First, as the saying goes, the bad news. We had submitted a proposal for the Second Workshop on NLP for Less Privileged Languages for the ACL-affiliated conferences. That proposal has not been accepted. Total proposals submitted were 41 and 34 out of them were accepted. Ours was among the not-accepted seven (euphemisms can be consoling).
Was is that bad? I hope not.
Don’t those capital letters look silly in the name of a rejected proposal?
The new Sanchay is a significant improvement over the last public version (0.2). It now has one main GUI from which all the applications can be controlled. There are twelve (GUI based) applications which have been included in this version. These are:
- Sanchay Text Editor that is connected to some other NLP/CL components of Sanchay.
- Table Editor with all the usual facilities.
- A more intelligent Find-Replace-Extract Tool (can search over annotated data and allows you to see the matching files in the annotation interface).
- Word List Builder.
- Word List FST (Finite State Transducer) Visualizer that can be useful for anyone working with morphological analysis etc.
- One of the most accurate Language and Encoding Identifier that is currently trained for 54 langauge-encoding pairs, including most of the major Indian languages. (Yes, I know there is a number agreement problem in the previous sentence).
- A user friendly Syntactic Annotation Interface that is perhaps the most heavily used part of Sanchay till now. Hopefully there will be an even more user friendly version soon.
- A Parallel Corpus Annotation Interface, which is another heavily used component. (Don’t take that ‘heavily’ too seriously).
- An N-gram Language Modeling Tool that allows you to compile models in terms of bytes, letters and words.
- A Discourse Annotation Interface that is yet to be actually used.
- A more intelligent File Splitter.
- An Automatic Annotation tool for POS (Part Of Speech) tagging, chunking and Named Entity Recognition. The first two should work reasonably well, but the last one may not be that useful for practical purposes. This is a CRF (Conditional Random Fields) based tool and it has been trained for Hindi for these three purposes. If you have annotated data, you can use it to train your own taggers and chunkers.
All these components use the customizable language-encoding support, especially useful for South Asian languages, that doesn’t need any support from the operating system or even the installation of any fonts, although these can still be used inside Sanchay if they are there.
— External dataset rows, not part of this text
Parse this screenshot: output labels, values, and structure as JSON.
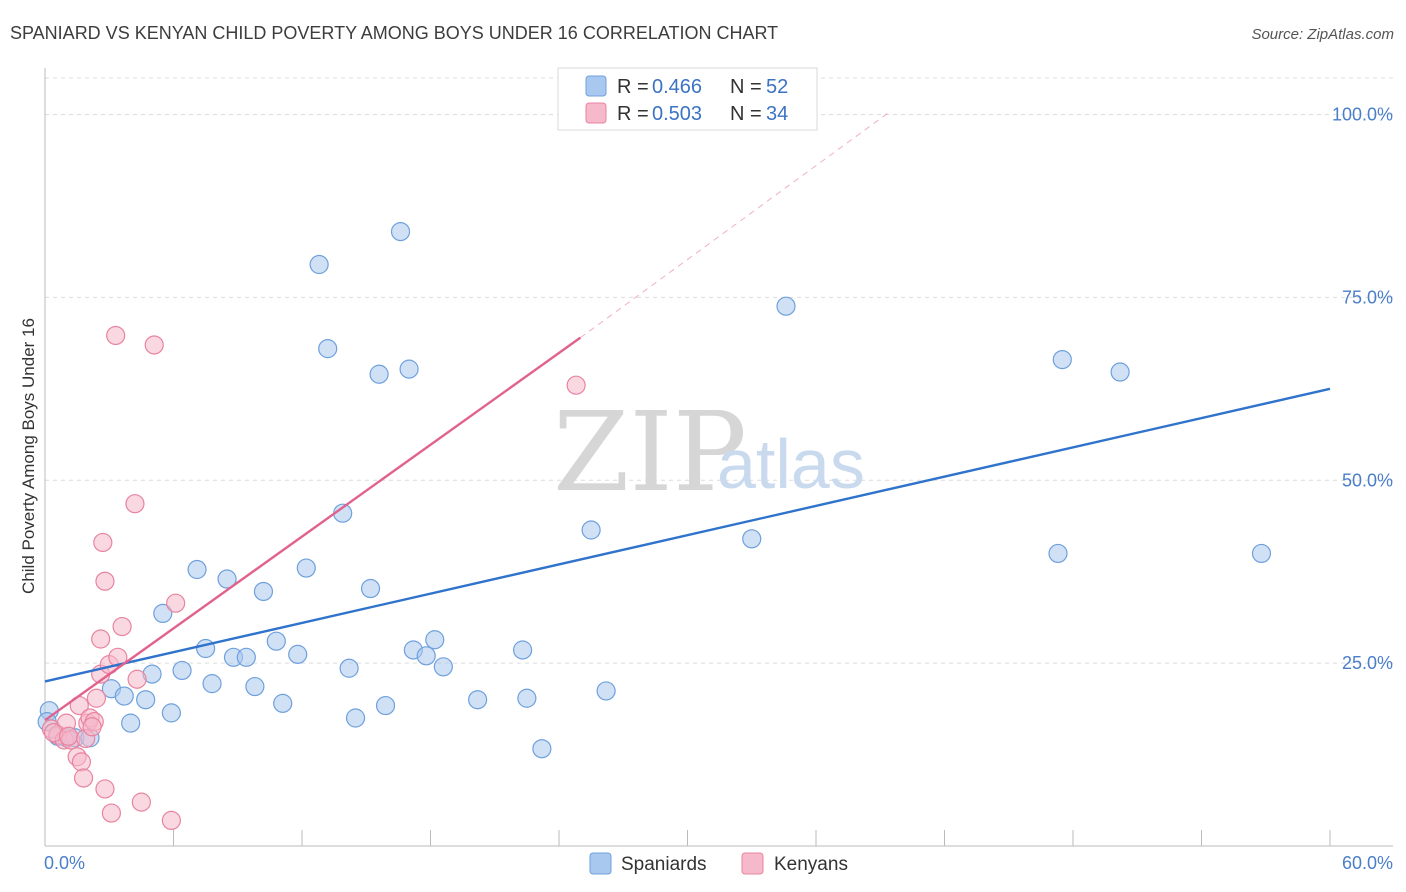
{
  "chart_data": {
    "type": "scatter",
    "title": "SPANIARD VS KENYAN CHILD POVERTY AMONG BOYS UNDER 16 CORRELATION CHART",
    "source": "Source: ZipAtlas.com",
    "ylabel": "Child Poverty Among Boys Under 16",
    "xlabel": "",
    "xlim": [
      0,
      60
    ],
    "ylim": [
      0,
      105
    ],
    "x_tick_labels": [
      "0.0%",
      "60.0%"
    ],
    "y_ticks": [
      25,
      50,
      75,
      100
    ],
    "y_tick_labels": [
      "25.0%",
      "50.0%",
      "75.0%",
      "100.0%"
    ],
    "watermark": {
      "zip": "ZIP",
      "atlas": "atlas"
    },
    "legend": {
      "r_label": "R =",
      "n_label": "N =",
      "entries": [
        {
          "r": "0.466",
          "n": "52",
          "color": "#a9c8ef"
        },
        {
          "r": "0.503",
          "n": "34",
          "color": "#f6b8cb"
        }
      ]
    },
    "series": [
      {
        "name": "Spaniards",
        "color": "#a9c8ef",
        "stroke": "#6fa0dc",
        "trend_color": "#2f73cc",
        "trend": {
          "x0": 0,
          "y0": 22.5,
          "x1": 60,
          "y1": 62.5,
          "dash_to": null
        },
        "points": [
          [
            0.2,
            18.5
          ],
          [
            0.6,
            15.0
          ],
          [
            1.0,
            14.8
          ],
          [
            1.4,
            14.8
          ],
          [
            2.1,
            14.8
          ],
          [
            4.0,
            16.8
          ],
          [
            3.1,
            21.5
          ],
          [
            3.7,
            20.5
          ],
          [
            4.7,
            20.0
          ],
          [
            5.0,
            23.5
          ],
          [
            5.5,
            31.8
          ],
          [
            5.9,
            18.2
          ],
          [
            6.4,
            24.0
          ],
          [
            7.1,
            37.8
          ],
          [
            7.5,
            27.0
          ],
          [
            7.8,
            22.2
          ],
          [
            8.5,
            36.5
          ],
          [
            8.8,
            25.8
          ],
          [
            9.4,
            25.8
          ],
          [
            9.8,
            21.8
          ],
          [
            10.2,
            34.8
          ],
          [
            10.8,
            28.0
          ],
          [
            11.1,
            19.5
          ],
          [
            11.8,
            26.2
          ],
          [
            12.2,
            38.0
          ],
          [
            12.8,
            79.5
          ],
          [
            13.2,
            68.0
          ],
          [
            13.9,
            45.5
          ],
          [
            14.2,
            24.3
          ],
          [
            14.5,
            17.5
          ],
          [
            15.2,
            35.2
          ],
          [
            15.6,
            64.5
          ],
          [
            15.9,
            19.2
          ],
          [
            16.6,
            84.0
          ],
          [
            17.0,
            65.2
          ],
          [
            17.2,
            26.8
          ],
          [
            17.8,
            26.0
          ],
          [
            18.2,
            28.2
          ],
          [
            18.6,
            24.5
          ],
          [
            20.2,
            20.0
          ],
          [
            22.3,
            26.8
          ],
          [
            22.5,
            20.2
          ],
          [
            23.2,
            13.3
          ],
          [
            25.5,
            43.2
          ],
          [
            26.2,
            21.2
          ],
          [
            33.0,
            42.0
          ],
          [
            34.6,
            73.8
          ],
          [
            47.3,
            40.0
          ],
          [
            47.5,
            66.5
          ],
          [
            50.2,
            64.8
          ],
          [
            56.8,
            40.0
          ],
          [
            0.1,
            17.0
          ]
        ]
      },
      {
        "name": "Kenyans",
        "color": "#f6b8cb",
        "stroke": "#e8849f",
        "trend_color": "#e0628d",
        "trend": {
          "x0": 0,
          "y0": 17.2,
          "x1": 25.0,
          "y1": 69.5,
          "dash_to": [
            39.5,
            100.5
          ]
        },
        "points": [
          [
            0.3,
            16.0
          ],
          [
            0.6,
            15.2
          ],
          [
            0.9,
            14.5
          ],
          [
            1.0,
            16.8
          ],
          [
            1.2,
            14.5
          ],
          [
            1.5,
            12.2
          ],
          [
            1.6,
            19.2
          ],
          [
            1.7,
            11.5
          ],
          [
            1.8,
            9.3
          ],
          [
            2.0,
            16.8
          ],
          [
            2.1,
            17.5
          ],
          [
            2.3,
            17.0
          ],
          [
            2.4,
            20.2
          ],
          [
            2.6,
            23.5
          ],
          [
            2.6,
            28.3
          ],
          [
            2.7,
            41.5
          ],
          [
            2.8,
            36.2
          ],
          [
            2.8,
            7.8
          ],
          [
            3.0,
            24.8
          ],
          [
            3.3,
            69.8
          ],
          [
            3.1,
            4.5
          ],
          [
            3.4,
            25.8
          ],
          [
            3.6,
            30.0
          ],
          [
            4.2,
            46.8
          ],
          [
            4.3,
            22.8
          ],
          [
            4.5,
            6.0
          ],
          [
            5.1,
            68.5
          ],
          [
            5.9,
            3.5
          ],
          [
            6.1,
            33.2
          ],
          [
            24.8,
            63.0
          ],
          [
            0.4,
            15.5
          ],
          [
            1.1,
            15.0
          ],
          [
            1.9,
            14.7
          ],
          [
            2.2,
            16.3
          ]
        ]
      }
    ]
  },
  "bottom_legend": {
    "spaniards_label": "Spaniards",
    "kenyans_label": "Kenyans"
  }
}
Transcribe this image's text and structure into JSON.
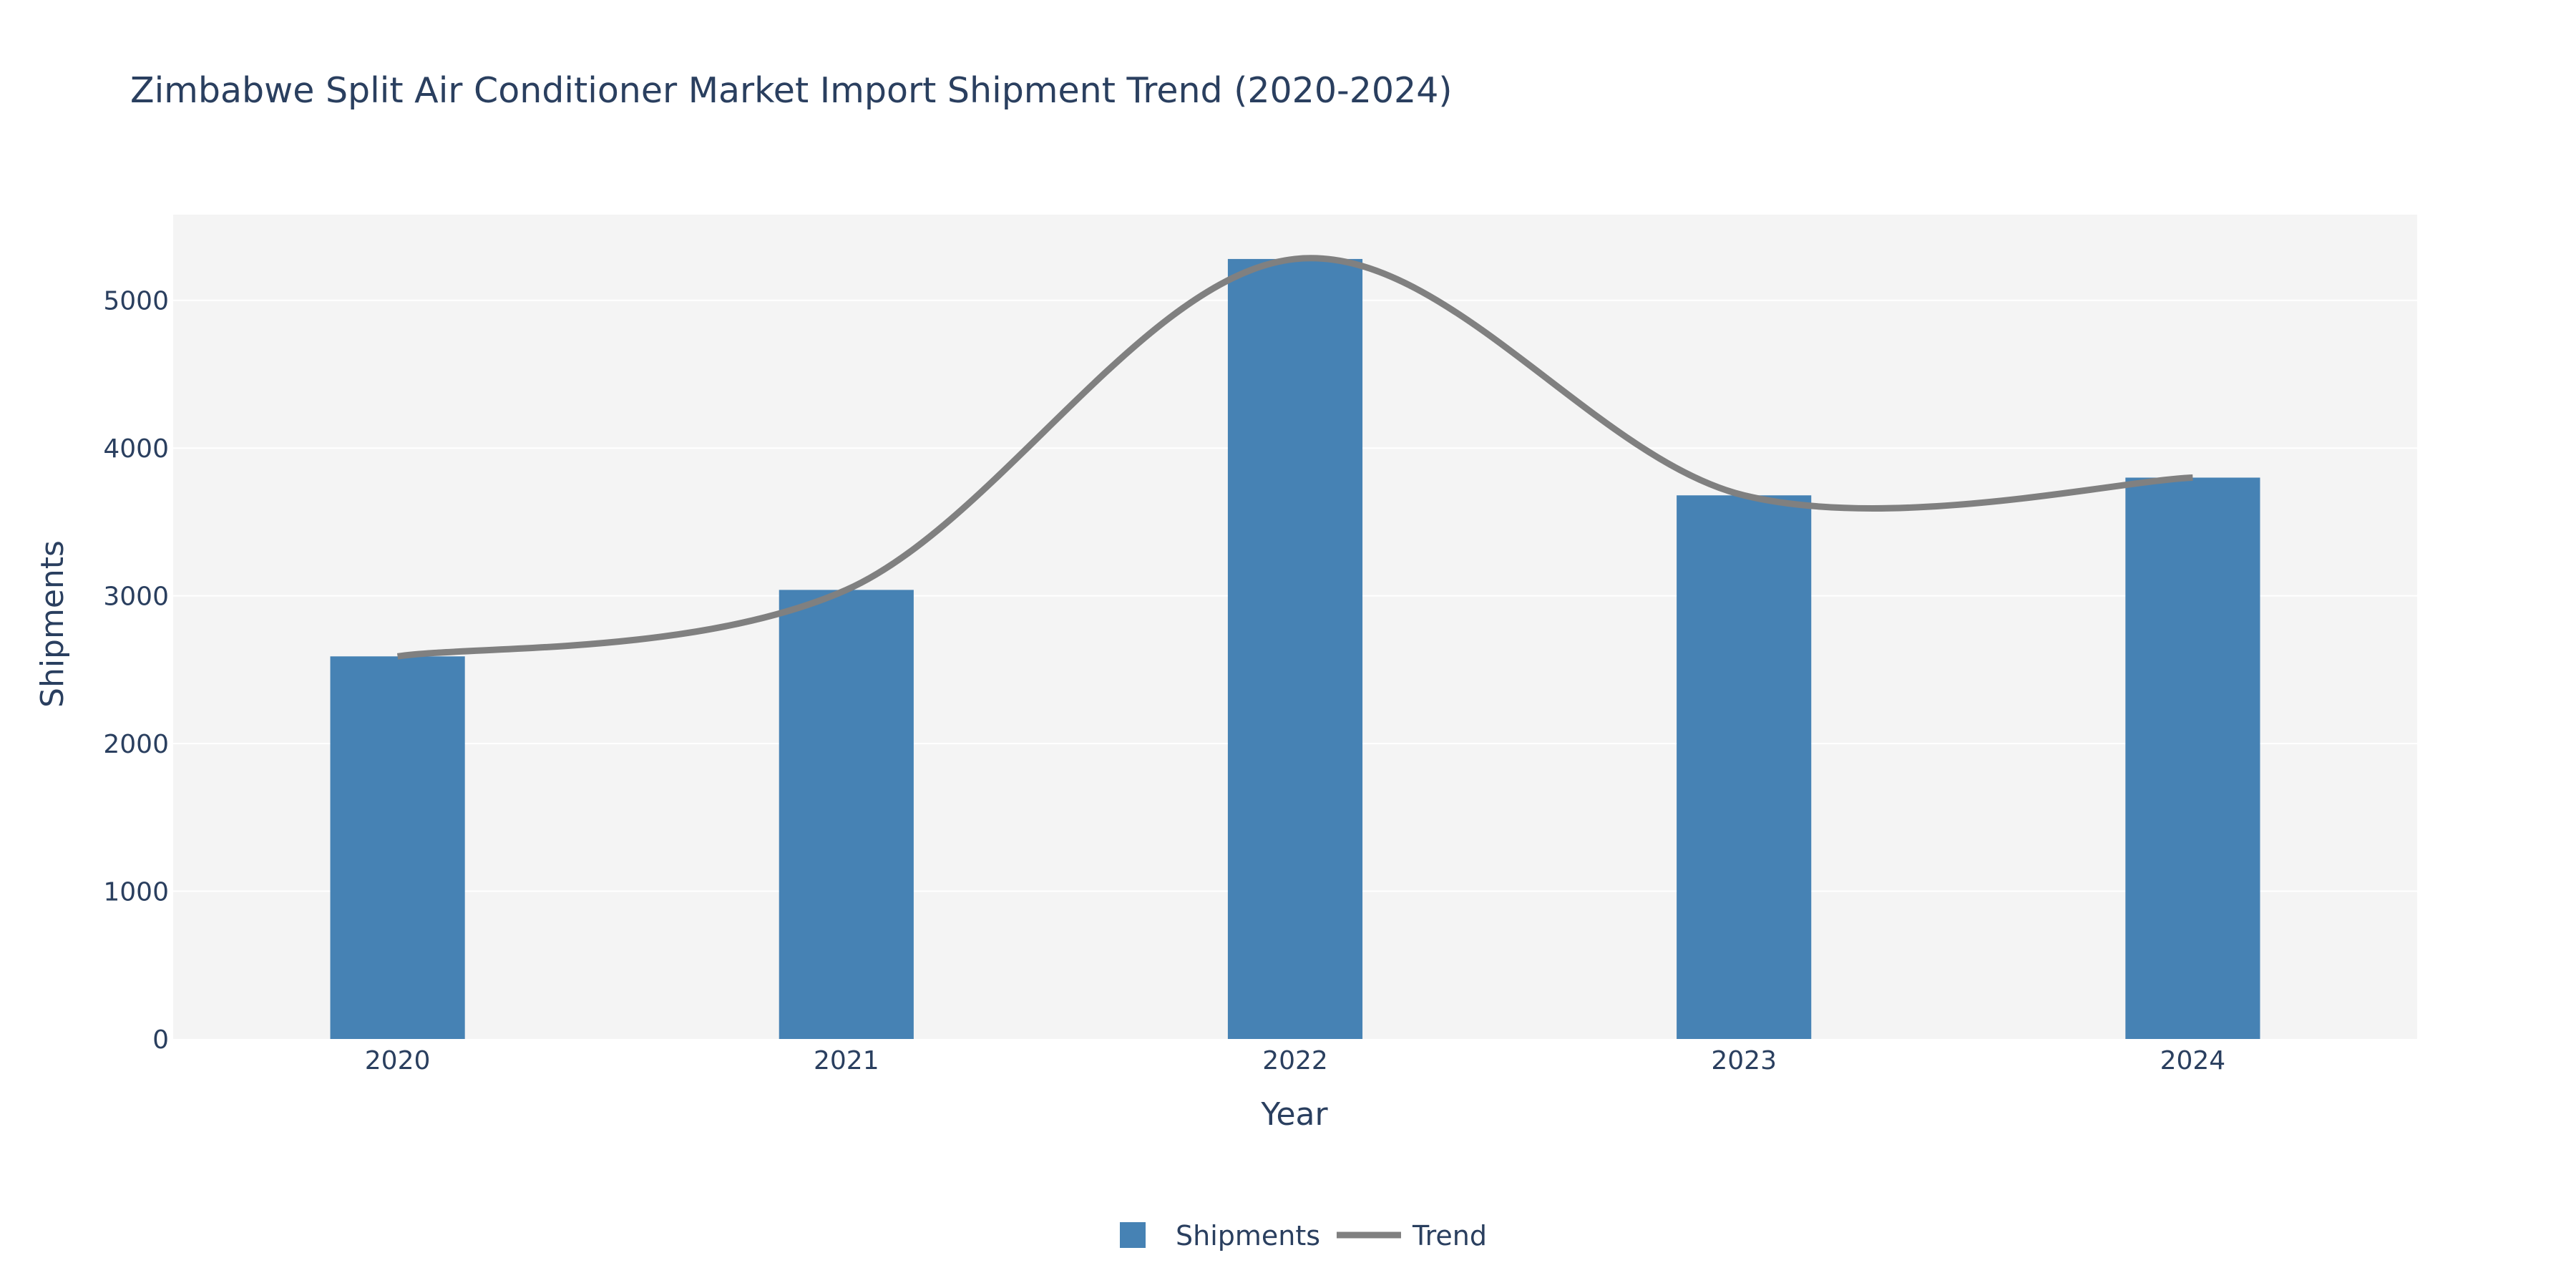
{
  "chart_data": {
    "type": "bar",
    "title": "Zimbabwe Split Air Conditioner Market Import Shipment Trend (2020-2024)",
    "xlabel": "Year",
    "ylabel": "Shipments",
    "categories": [
      "2020",
      "2021",
      "2022",
      "2023",
      "2024"
    ],
    "series": [
      {
        "name": "Shipments",
        "type": "bar",
        "values": [
          2590,
          3040,
          5280,
          3680,
          3800
        ],
        "color": "#4682b4"
      },
      {
        "name": "Trend",
        "type": "line",
        "values": [
          2590,
          3040,
          5280,
          3680,
          3800
        ],
        "color": "#808080"
      }
    ],
    "ylim": [
      0,
      5580
    ],
    "yticks": [
      0,
      1000,
      2000,
      3000,
      4000,
      5000
    ],
    "grid": true,
    "legend_position": "bottom-center",
    "plot_background": "#f4f4f4"
  }
}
More information is available at the Sanchay Home.
The capitals don’t look so bad for a released version.
The downside of even this good news is that my other urgent (to me) work has got delayed as I was working almost exclusively on bringing out this version for the last two weeks or so.
But then you need a reason to wake up and Sanchay is one of my reasons. And I can proudly say that a half-hearted attempt to generate funding for this project by posting it on Micropledge has generated 0$.
Sanchay is still alive as a single parent child without any welfare but with a lot of responsibilities.
Now I can have nightmares about the bugs.